An exhibition of work by Italian design maestro Ettore Sottsass is on show at Friedman Benda gallery in New York.
The survey of work produced in the last 15 years of his life includes cabinets in wood, metal and acrylic plus glass and ceramic objects.
The gallery opened in 2007 and the inaugural show was a display of new work by Sottsass, before he passed away later that year at the age of 90.
With a career spanning 60 years, Sottsass is best known for his work with Italian computing brand Olivetti in the 1960s and as one of the founding members of the radical postmodern Memphis Group in the 1980s.
The exhibition continues until 10 August.
Here's some more information from the gallery:
This June, Friedman Benda will open a survey of Ettore Sottsass’ works from 1992 to 2007. It will be the sixth exhibition by the gallery of his work and a rare look at the final stretch of his celebrated career, presenting ceramic and glass objects, and wooden, metal, and acrylic cabinets.
The last fifteen years were a period of heightened craftsmanship for Sottsass, and they offer a gateway to the mind of an inimitable designer. Through all six decades of his practice, he possessed an intuitive knowledge of proportion, nurtured by his immersion in everything he witnessed, from surviving artifacts to Modernist offerings. Each work offers a gesture of aesthetic and formal mastery, as well as an awareness of what was created out of other societies’ endeavors and a spiritual connection to basic human concerns.
The innate qualities of the material come to the fore in this survey. The idiosyncratic compositions of Sottsass’ cabinets underscore his choice of fine woods and color accents. Blown glass, crafted in collaboration with Murano glassworks, plays between transparency and opaqueness, contrasting the organic, vibrant forms with their cold metal base. And the ceramics—rational, square slates that when stacked together make a lively pile—seem inviting and wise, balancing geometric edges with the weaving vigor of the overall form.
A significant counter-force to Modernism, Sottsass changed the bandwidth of design, adding alternate routes to those available in the post-war era. Over his lifetime, he made a trail of iconic designs, from the ceramic totems and laminate Superboxes of the mid-1960s to the Valentine typewriter of 1969— for which he was awarded the Compasso d’oro—and the Carlton room divider for Memphis from 1983, to list only a few. Enhancing domestic life with his best-selling designs for Alessi, and emerging as a practicing architect in the 1980s, he maintained throughout a personal, artisanal practice—an echo of and testament to Italian craft and world traditions.
Sottsass’ individualism was balanced by his sensitive observation of design traditions, and his concern with social and cultural implications of contemporary design. In rigorous pursuit of new languages of making, Sottsass challenged convention for over six decades with provocative color, atypical functionality, and novel composition.
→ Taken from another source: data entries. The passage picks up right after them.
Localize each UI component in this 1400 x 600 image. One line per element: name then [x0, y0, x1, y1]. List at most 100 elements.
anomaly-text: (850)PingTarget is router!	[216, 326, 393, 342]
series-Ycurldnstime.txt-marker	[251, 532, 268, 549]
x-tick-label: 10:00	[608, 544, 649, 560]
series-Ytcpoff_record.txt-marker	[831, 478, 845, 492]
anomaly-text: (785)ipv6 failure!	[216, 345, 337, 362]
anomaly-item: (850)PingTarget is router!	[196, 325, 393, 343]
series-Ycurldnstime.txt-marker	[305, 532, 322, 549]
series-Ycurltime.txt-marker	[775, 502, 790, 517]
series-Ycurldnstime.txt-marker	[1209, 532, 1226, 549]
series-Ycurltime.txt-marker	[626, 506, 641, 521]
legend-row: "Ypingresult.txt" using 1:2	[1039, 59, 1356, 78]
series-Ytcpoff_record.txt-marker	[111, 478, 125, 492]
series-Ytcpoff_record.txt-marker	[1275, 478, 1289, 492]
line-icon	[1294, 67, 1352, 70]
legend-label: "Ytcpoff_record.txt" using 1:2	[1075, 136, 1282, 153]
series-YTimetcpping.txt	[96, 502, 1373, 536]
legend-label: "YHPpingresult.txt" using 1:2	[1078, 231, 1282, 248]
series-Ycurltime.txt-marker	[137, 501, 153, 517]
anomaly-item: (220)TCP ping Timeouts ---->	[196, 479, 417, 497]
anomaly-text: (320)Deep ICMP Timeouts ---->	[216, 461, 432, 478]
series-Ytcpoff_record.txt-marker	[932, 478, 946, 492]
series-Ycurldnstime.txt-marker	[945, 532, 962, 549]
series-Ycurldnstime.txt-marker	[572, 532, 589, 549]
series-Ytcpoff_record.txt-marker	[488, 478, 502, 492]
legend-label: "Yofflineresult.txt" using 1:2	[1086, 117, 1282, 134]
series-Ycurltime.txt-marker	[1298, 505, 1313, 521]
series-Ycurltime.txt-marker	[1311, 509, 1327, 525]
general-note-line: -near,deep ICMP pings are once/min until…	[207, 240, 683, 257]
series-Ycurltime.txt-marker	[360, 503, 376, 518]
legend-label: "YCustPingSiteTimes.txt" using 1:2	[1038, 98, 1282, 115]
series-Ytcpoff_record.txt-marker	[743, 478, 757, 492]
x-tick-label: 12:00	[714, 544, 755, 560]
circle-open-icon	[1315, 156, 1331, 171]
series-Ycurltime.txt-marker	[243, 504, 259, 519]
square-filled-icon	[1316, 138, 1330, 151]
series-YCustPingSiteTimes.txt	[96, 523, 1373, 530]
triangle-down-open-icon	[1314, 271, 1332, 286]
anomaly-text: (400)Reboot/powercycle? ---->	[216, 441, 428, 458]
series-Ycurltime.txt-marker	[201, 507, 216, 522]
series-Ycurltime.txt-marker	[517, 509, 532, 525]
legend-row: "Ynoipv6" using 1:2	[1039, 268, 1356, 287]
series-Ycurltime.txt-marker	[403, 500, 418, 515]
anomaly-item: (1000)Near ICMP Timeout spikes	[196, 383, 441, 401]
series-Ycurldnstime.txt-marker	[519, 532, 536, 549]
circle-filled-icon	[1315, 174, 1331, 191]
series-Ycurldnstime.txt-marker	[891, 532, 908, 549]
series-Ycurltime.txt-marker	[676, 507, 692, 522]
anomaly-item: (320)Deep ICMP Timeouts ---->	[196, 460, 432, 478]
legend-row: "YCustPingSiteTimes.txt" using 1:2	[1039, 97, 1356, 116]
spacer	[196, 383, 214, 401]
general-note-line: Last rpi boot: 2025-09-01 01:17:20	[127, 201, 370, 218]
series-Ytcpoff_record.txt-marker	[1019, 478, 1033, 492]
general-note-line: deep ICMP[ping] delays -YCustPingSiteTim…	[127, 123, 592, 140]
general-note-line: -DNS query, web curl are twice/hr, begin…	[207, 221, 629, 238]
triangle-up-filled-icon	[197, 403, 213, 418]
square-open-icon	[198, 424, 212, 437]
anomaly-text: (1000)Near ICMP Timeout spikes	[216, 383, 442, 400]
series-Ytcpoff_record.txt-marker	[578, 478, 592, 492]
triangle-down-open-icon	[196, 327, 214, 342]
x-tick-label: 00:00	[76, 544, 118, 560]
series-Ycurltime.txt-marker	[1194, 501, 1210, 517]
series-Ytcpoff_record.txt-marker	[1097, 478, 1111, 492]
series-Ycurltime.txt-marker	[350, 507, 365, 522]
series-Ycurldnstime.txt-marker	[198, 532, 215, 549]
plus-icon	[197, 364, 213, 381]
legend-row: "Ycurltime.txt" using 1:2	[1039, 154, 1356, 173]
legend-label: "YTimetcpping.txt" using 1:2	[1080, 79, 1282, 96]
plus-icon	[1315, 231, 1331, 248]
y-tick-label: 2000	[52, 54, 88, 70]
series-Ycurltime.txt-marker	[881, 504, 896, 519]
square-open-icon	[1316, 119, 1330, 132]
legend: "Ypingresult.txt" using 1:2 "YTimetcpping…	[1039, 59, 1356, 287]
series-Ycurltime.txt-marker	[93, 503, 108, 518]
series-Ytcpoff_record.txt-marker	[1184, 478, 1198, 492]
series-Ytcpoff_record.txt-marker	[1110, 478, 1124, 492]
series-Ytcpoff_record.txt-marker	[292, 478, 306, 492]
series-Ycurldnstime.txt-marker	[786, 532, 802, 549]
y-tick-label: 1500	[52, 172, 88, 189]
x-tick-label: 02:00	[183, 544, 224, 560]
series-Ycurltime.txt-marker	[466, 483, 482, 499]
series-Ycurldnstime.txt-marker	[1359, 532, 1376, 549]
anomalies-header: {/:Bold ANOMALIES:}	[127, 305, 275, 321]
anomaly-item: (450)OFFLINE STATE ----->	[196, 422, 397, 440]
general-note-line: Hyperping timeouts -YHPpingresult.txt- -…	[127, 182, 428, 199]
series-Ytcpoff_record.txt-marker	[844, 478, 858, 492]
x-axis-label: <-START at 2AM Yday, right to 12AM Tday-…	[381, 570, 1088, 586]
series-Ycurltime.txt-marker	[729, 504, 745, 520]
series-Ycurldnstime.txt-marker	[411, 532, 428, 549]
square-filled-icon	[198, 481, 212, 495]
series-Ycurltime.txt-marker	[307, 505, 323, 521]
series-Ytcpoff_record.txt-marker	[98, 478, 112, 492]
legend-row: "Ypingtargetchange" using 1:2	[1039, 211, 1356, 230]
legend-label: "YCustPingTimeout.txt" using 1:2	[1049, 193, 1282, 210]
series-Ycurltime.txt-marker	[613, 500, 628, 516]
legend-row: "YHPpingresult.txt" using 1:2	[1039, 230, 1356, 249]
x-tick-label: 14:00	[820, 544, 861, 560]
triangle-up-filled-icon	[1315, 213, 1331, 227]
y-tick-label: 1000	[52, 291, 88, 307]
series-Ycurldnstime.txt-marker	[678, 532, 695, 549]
While leaving sketchbooks and essays to guide others, he forged new territory, leaving entire movements and thought processes such as radical design, anti- design, and post-modernism in his path.
Ettore Sottsass’ work can be found in the permanent collections of museums worldwide, including: the Museum of Modern Art, New York; the Metropolitan Museum of Art, New York; the Centre Pompidou, Paris; the Stedelijk Museum, Amsterdam; the Victoria and Albert Museum, London; and the Los Angeles County Museum of Art, Los Angeles, among others.
He has been the focus of major museum retrospectives at the Los Angeles County Museum of Art, in 2006; the Design Museum, London in 2007; and the Centre Pompidou, in 1994, 2003 and 2009. A monograph on the artist’s work is in preparation by Phaidon. Sottsass received the title of Officier dans l’ordre des Arts et des Lettres from the French Republic in 1992, and of Grande Ufficiale per l’Ordine al Merito from the Italian Republic in 2001.